Lieber zwei Kollektionen im Jahr statt vierundzwanzig
Mit Mode-Design habe ihre frühere Tätigkeit wenig zu tun gehabt, schließlich habe sie gar keine Möglichkeit gehabt, sich tief in die Entwicklung der Kleidungsstücke hineinzufuchsen. Das ist der Designerin aber wichtig: "Dass ich mich wirklich intensiv mit meinen Teilen beschäftigten kann, die Schnitte zu 100 Prozent ausarbeiten kann und immer wieder etwas Neues schaffen kann."
Auch Klemm arbeitet daher zwei Kollektionen im Jahr mit um die 40 Kleidungsstücken aus. Die Zeit braucht sie auch, um ihre Inspiration einfließen zu lassen. Aktuell etwa die Eindrücke einer Reise, die sich in sommerlichen und leichten Schnitten niederschlagen.
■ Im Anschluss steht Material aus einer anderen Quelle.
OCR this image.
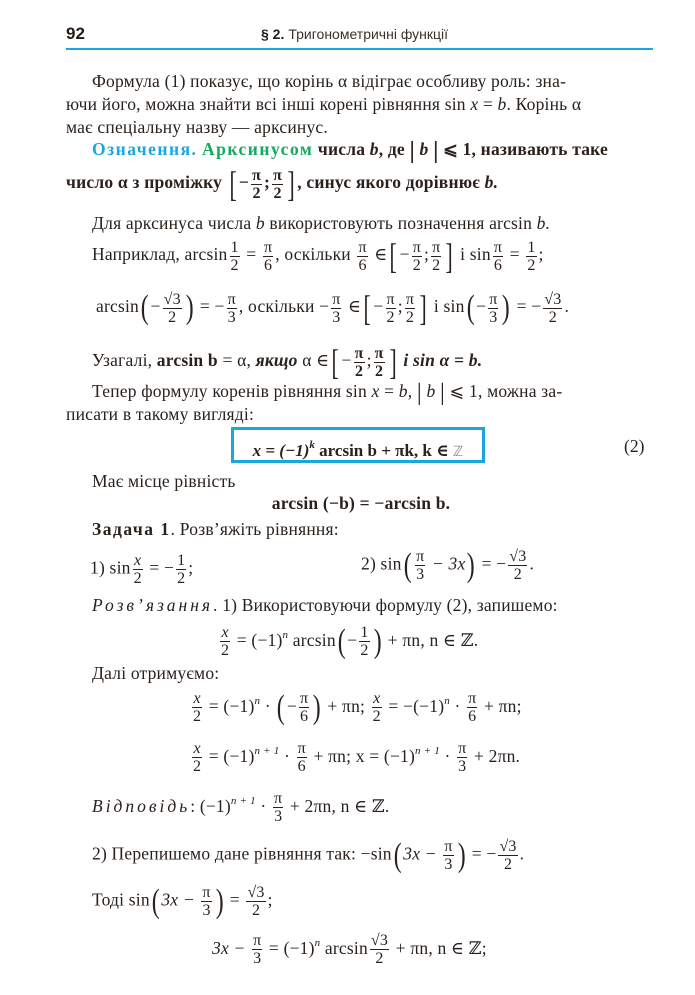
92	§ 2. Тригонометричні функції
Формула (1) показує, що корінь α відіграє особливу роль: зна-
ючи його, можна знайти всі інші корені рівняння sin x = b. Корінь α
має спеціальну назву — арксинус.
Означення. Арксинусом числа b, де | b | ⩽ 1, називають таке
число α з проміжку [ − $\frac{\pi}{2}$ ; $\frac{\pi}{2}$ ] , синус якого дорівнює b.
Для арксинуса числа b використовують позначення arcsin b.
Наприклад, $\arcsin \frac{1}{2} = \frac{\pi}{6}$ , оскільки $\frac{\pi}{6}$ ∈[ − $\frac{\pi}{2}$ ; $\frac{\pi}{2}$ ] і $\sin \frac{\pi}{6} = \frac{1}{2}$ ;
$\arcsin(- \frac{√3}{2}$ ) = − $\frac{\pi}{3}$ , оскільки − $\frac{\pi}{3}$ ∈[ − $\frac{\pi}{2}$ ; $\frac{\pi}{2}$ ] і $\sin(- \frac{\pi}{3}$ ) = − $\frac{√3}{2}$ .
Узагалі, arcsin b = α, якщо α ∈[ − $\frac{\pi}{2}$ ; $\frac{\pi}{2}$ ] і sin α = b.
Тепер формулу коренів рівняння sin x = b, | b | ⩽ 1, можна за-
писати в такому вигляді:
$x = (-1)^k$ arcsin b + πk, k ∈ ℤ	(2)
Має місце рівність
arcsin (−b) = −arcsin b.
Задача 1. Розв’яжіть рівняння:
1) $\sin \frac{x}{2}$ = − $\frac{1}{2}$ ;	2) $\sin( \frac{\pi}{3} - 3x)$ = − $\frac{√3}{2}$ .
Розв’язання. 1) Використовуючи формулу (2), запишемо:
$\frac{x}{2} = (-1)^n$ $\arcsin(- \frac{1}{2}$ ) + πn, n ∈ ℤ.
Далі отримуємо:
$\frac{x}{2} = (-1)^n$ · (− $\frac{\pi}{6}$ ) + πn; $\frac{x}{2} = -(-1)^n \cdot \frac{\pi}{6} + \pi n$;
$\frac{x}{2} = (-1)^{n + 1} \cdot \frac{\pi}{6} + \pi n$; $x = (-1)^{n + 1} \cdot \frac{\pi}{3} + 2\pi n$.
Відповідь: $(-1)^{n + 1} \cdot \frac{\pi}{3} + 2\pi n$, n ∈ ℤ.
2) Перепишемо дане рівняння так: $-\sin(3x - \frac{\pi}{3}$ ) = − $\frac{√3}{2}$ .
Тоді $\sin(3x - \frac{\pi}{3}$ ) = $\frac{√3}{2}$ ;
$3x - \frac{\pi}{3} = (-1)^n$ $\arcsin \frac{√3}{2} + \pi n$, n ∈ ℤ;
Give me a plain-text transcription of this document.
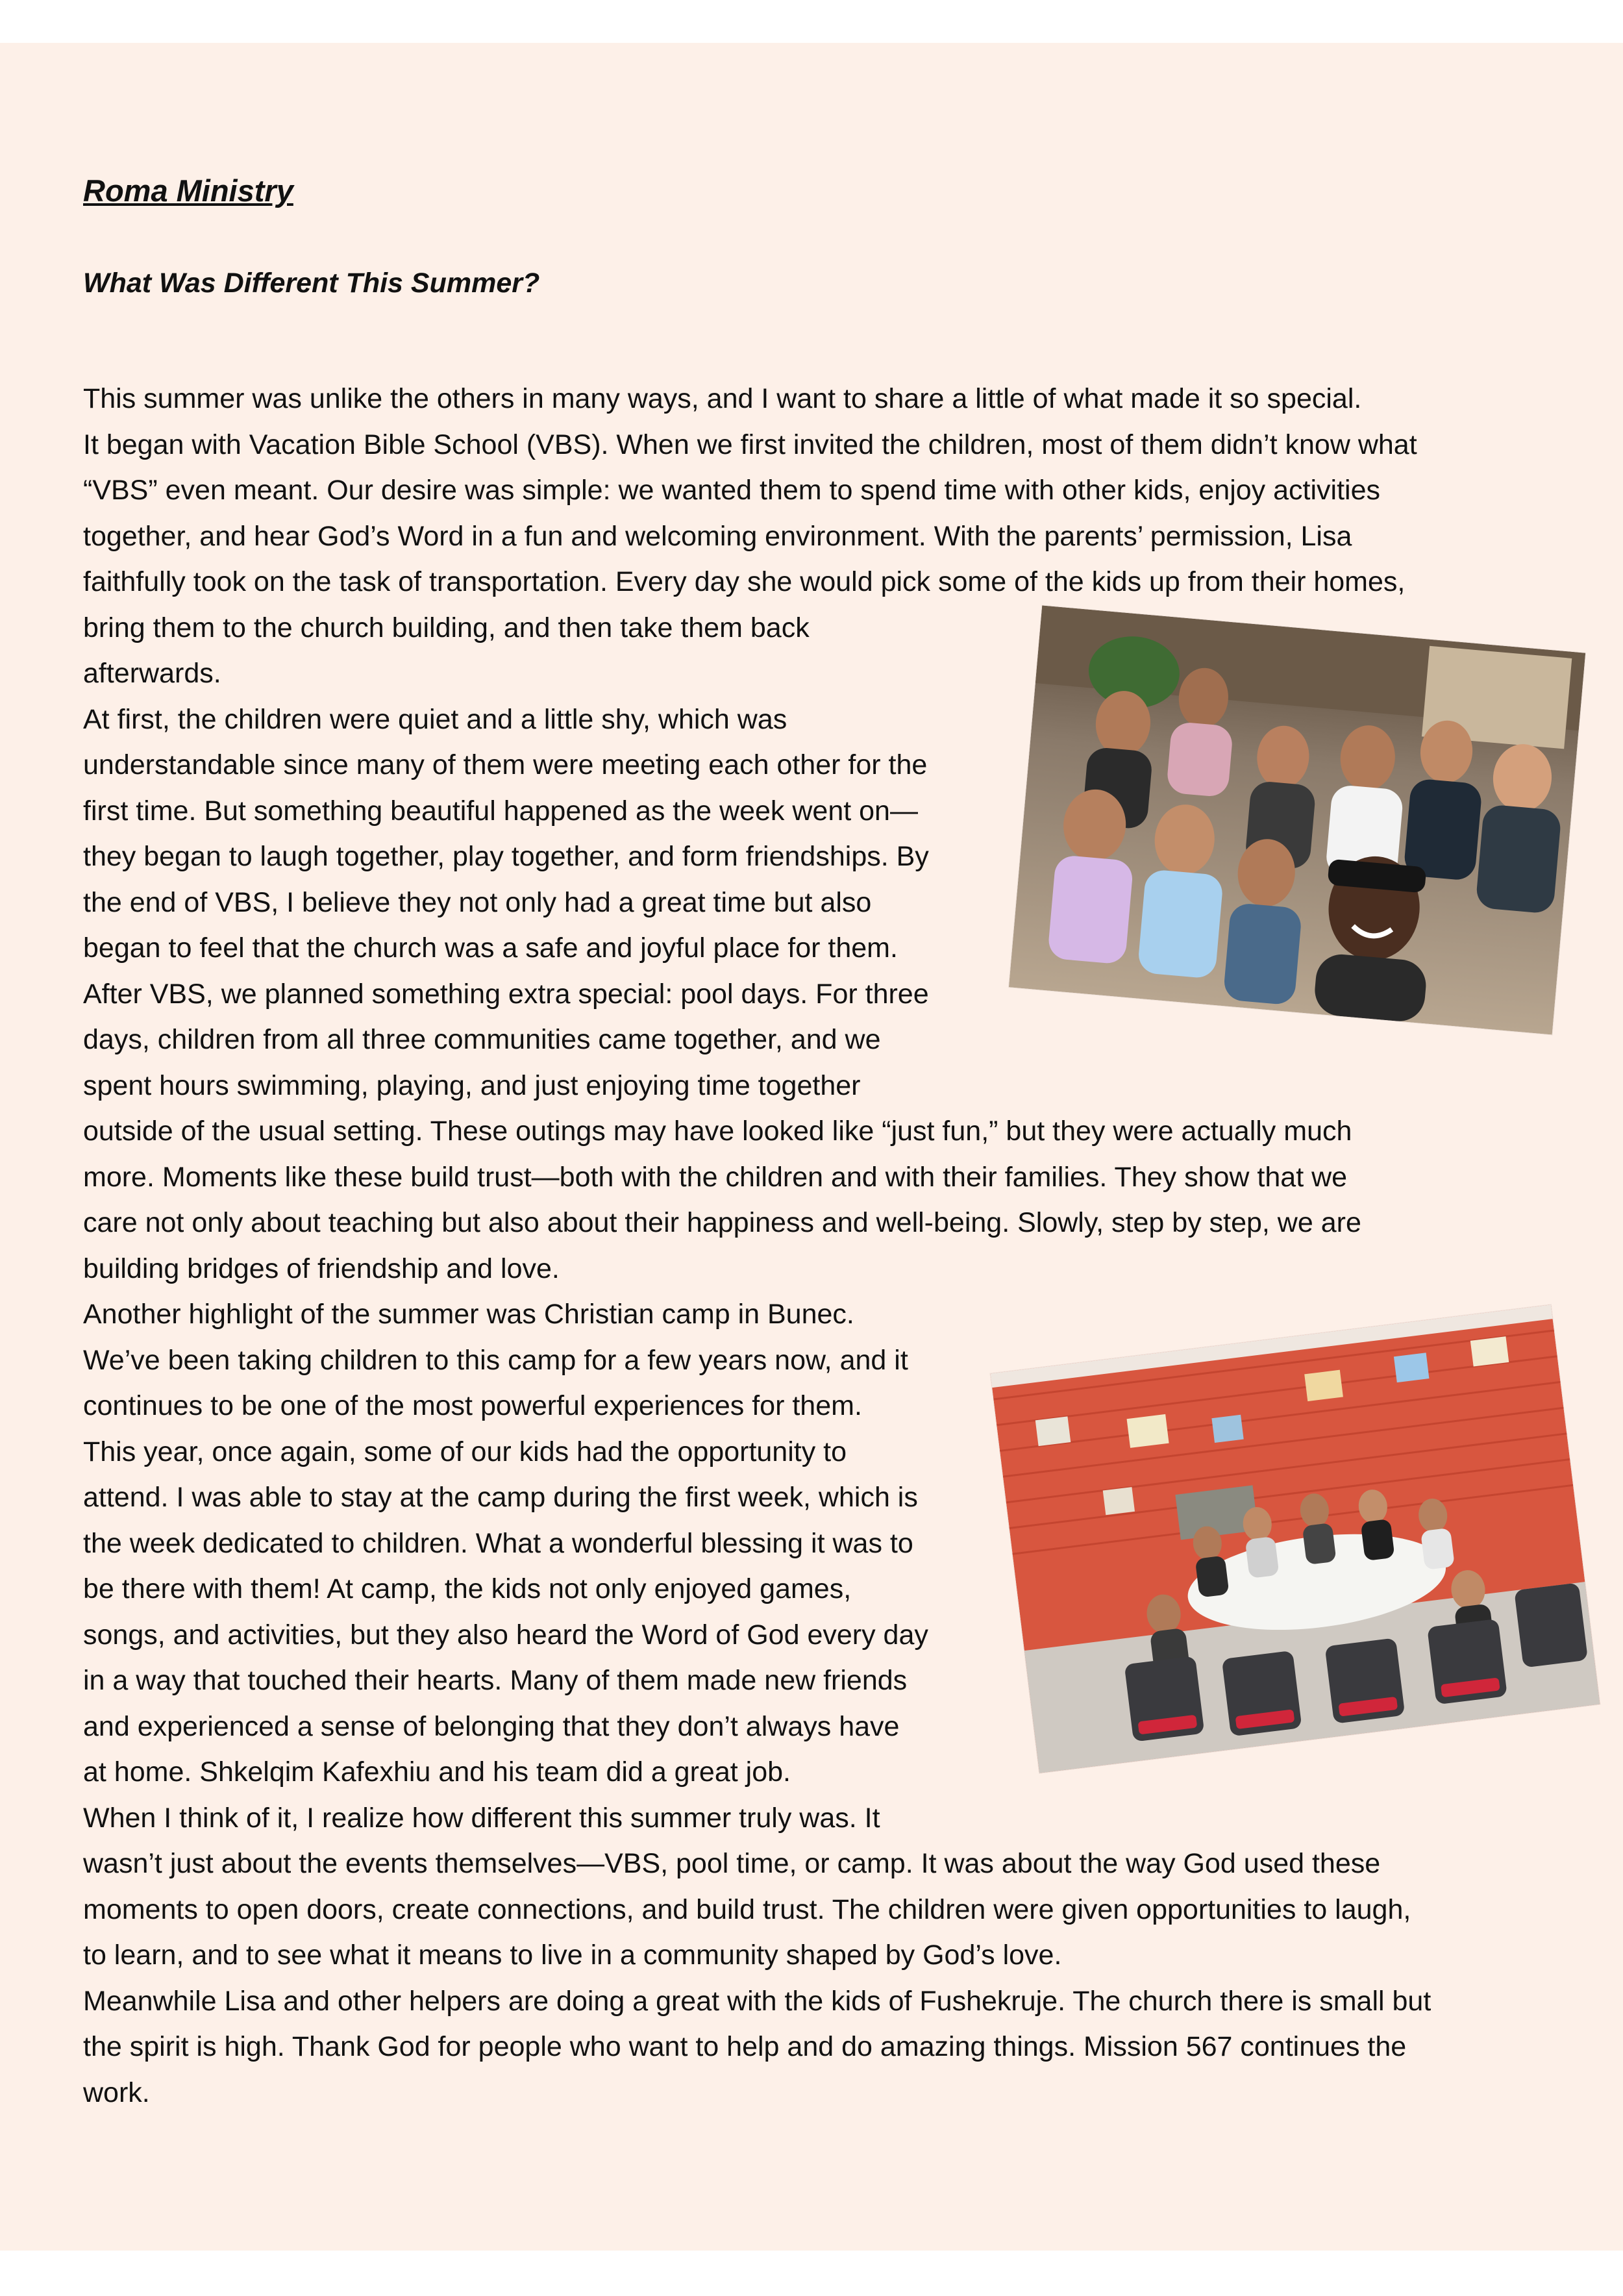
Roma Ministry
What Was Different This Summer?
This summer was unlike the others in many ways, and I want to share a little of what made it so special.
It began with Vacation Bible School (VBS). When we first invited the children, most of them didn’t know what
“VBS” even meant. Our desire was simple: we wanted them to spend time with other kids, enjoy activities
together, and hear God’s Word in a fun and welcoming environment. With the parents’ permission, Lisa
faithfully took on the task of transportation. Every day she would pick some of the kids up from their homes,
bring them to the church building, and then take them back
afterwards.
At first, the children were quiet and a little shy, which was
understandable since many of them were meeting each other for the
first time. But something beautiful happened as the week went on—
they began to laugh together, play together, and form friendships. By
the end of VBS, I believe they not only had a great time but also
began to feel that the church was a safe and joyful place for them.
After VBS, we planned something extra special: pool days. For three
days, children from all three communities came together, and we
spent hours swimming, playing, and just enjoying time together
outside of the usual setting. These outings may have looked like “just fun,” but they were actually much
more. Moments like these build trust—both with the children and with their families. They show that we
care not only about teaching but also about their happiness and well-being. Slowly, step by step, we are
building bridges of friendship and love.
Another highlight of the summer was Christian camp in Bunec.
We’ve been taking children to this camp for a few years now, and it
continues to be one of the most powerful experiences for them.
This year, once again, some of our kids had the opportunity to
attend. I was able to stay at the camp during the first week, which is
the week dedicated to children. What a wonderful blessing it was to
be there with them! At camp, the kids not only enjoyed games,
songs, and activities, but they also heard the Word of God every day
in a way that touched their hearts. Many of them made new friends
and experienced a sense of belonging that they don’t always have
at home. Shkelqim Kafexhiu and his team did a great job.
When I think of it, I realize how different this summer truly was. It
wasn’t just about the events themselves—VBS, pool time, or camp. It was about the way God used these
moments to open doors, create connections, and build trust. The children were given opportunities to laugh,
to learn, and to see what it means to live in a community shaped by God’s love.
Meanwhile Lisa and other helpers are doing a great with the kids of Fushekruje. The church there is small but
the spirit is high. Thank God for people who want to help and do amazing things. Mission 567 continues the
work.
Alina Klemm wirbt um Wertschätzung für ihre Arbeit
Die Kollektion ist komplett handverarbeitet in Norddeutschland, Klemm setzt auf italienische, feste Stoffe, um möglichst langlebige Produkte herzustellen. Auch ihre floralen Prints sind handgezeichnet und in Deutschland gedruckt. Ihre Mission ist es, bei ihren Kunden die Wertschätzung für die Arbeit und Mode zu gewinnen. Mit vielen Stammkundinnen würde sie daher auch mal mehrere Stunden Beratungsgespräche führen.
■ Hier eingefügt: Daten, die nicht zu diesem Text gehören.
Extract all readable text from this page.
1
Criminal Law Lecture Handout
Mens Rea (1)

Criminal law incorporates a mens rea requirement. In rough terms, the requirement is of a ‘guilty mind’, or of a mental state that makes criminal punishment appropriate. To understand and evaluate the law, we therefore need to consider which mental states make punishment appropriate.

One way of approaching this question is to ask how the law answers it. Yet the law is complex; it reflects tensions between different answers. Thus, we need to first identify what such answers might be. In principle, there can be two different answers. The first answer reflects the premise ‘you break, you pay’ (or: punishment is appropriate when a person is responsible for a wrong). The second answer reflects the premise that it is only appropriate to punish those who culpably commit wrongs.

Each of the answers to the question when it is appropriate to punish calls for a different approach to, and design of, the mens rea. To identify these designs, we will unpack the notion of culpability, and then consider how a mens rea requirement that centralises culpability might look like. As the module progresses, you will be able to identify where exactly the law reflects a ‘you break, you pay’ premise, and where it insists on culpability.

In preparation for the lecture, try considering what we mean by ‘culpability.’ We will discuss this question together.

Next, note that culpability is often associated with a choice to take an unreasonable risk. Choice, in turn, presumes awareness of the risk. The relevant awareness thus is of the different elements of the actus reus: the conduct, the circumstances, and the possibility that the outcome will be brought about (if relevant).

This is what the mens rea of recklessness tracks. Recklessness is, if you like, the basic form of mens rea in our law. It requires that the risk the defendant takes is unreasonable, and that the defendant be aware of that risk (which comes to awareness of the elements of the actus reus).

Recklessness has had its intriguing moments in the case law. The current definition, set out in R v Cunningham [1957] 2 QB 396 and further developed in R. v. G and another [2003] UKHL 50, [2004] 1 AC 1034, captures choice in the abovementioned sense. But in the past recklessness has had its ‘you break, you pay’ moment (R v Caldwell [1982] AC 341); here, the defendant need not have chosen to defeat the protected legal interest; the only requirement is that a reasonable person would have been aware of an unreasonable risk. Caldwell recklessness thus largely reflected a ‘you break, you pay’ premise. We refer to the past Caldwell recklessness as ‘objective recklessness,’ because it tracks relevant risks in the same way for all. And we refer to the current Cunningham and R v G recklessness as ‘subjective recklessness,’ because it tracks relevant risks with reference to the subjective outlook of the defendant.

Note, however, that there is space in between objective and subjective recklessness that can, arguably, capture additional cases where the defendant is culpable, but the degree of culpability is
Sie freue sich besonders darüber, wenn sie dann Fotos von ihren Kundinnen erhalte, auf denen sie die Kleidung tragen. Das zeige ihr, dass sie das Produkt lieben, dass sie es lange tragen wollen und damit auch eine neue Geschichte erzählen. Auch in der Zukunft will sie an ihren Werten und den aktuellen Produktionsbedingungen festhalten. Die Reaktionen ihrer Kundinnen: "Ich glaube, immer wenn ich dieses Feedback bekomme, dass mein Gedanke, den ich in der Mode verfolge, erfüllt ist."